Jeremy Clarkson has explained why he has ended his partnership with Richard Hammond and James May.
The trio first started working together on BBC’s Top Gear in 2002 and moved over to Amazon for Prime Video series The Grand Tour, which premiered in 2016.
However, a forthcoming special of the car show, titled One for the Road, will serve as a swansong for the trio’s onscreen partnership – and Clarkson, who is currently enjoying the biggest success of his career with Clarkson’s Farm, has reflected on why he decided to cut professional ties with both Hammond and May.
‘After 36 years of talking about cars on television, I’m packing it in, because I’m too old and fat to get into the cars that I like and not interested in driving those I don’t,” he said in a new interview with The Sunday Times.
“What this means of course is that my 22-year partnership with James May and Richard Hammond is now over. You can see our final road trip together on Amazon Prime very soon. It’s emotional.”
Clarkson said the trio had “thought long and hard about how we should end our 22-year partnership, but in the end we just went to the end of the alphabet” and selected Zimbabwe as a place to set the special.
“There was another reason why we chose Zimbabwe, though,” he continued, revealing: “We would drive across it from east to west, as usual, but then we could cross the border and finish up where we began all those years ago: the Makgadikgadi salt pans in Botswana.”
Clarkson said it “makes the three of us happy” that their working relationship did not disintegrate “in a blizzard of outrage and tabloid headlines”, but was “landed safely and gently”.

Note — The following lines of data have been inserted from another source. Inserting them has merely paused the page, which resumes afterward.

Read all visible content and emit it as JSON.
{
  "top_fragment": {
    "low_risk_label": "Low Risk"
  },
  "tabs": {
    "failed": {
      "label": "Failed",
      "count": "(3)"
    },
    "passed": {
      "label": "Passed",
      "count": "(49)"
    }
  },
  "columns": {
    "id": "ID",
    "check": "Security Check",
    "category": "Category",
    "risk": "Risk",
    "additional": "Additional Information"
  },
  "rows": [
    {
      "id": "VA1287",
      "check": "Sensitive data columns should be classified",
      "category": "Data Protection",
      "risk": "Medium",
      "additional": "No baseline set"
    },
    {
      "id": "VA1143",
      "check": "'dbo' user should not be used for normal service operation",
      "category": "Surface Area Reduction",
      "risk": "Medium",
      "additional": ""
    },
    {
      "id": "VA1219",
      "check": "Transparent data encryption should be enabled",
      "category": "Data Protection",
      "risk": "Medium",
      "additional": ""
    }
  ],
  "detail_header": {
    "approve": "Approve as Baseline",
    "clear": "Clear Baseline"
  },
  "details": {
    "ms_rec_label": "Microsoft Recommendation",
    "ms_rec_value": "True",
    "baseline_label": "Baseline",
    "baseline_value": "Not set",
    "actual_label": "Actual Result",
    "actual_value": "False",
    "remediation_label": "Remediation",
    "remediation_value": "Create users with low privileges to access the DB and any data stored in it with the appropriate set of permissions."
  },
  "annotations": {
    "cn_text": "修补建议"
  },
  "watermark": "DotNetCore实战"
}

“Was it sad when the director called, ‘That’s a wrap,’ for the very last time? Yes, it was. Especially as some of the crew had been with us when we were there before. People think of Top Gear and The Grand Tour as being James, Richard and me. But it isn’t. We’ve had the same crews for years. We’ve all grown up together.
“We’ve camped together. S*** our lungs out together, laughed our arses off together. These are the guys who really made those shows. They’re the ones who kept the cameras and the microphones going even when it was cold or dangerous, so that Andy [Wilman, producer] had his 1,200 hours of material to sift through.
Earlier this year, it was reported that Clarkson, Hammond and May had dissolved their production company, declaring solvency and appointing a liquidator to “wind up” their business.
The final Grand Tour episode will air on Prime Video on 13 September.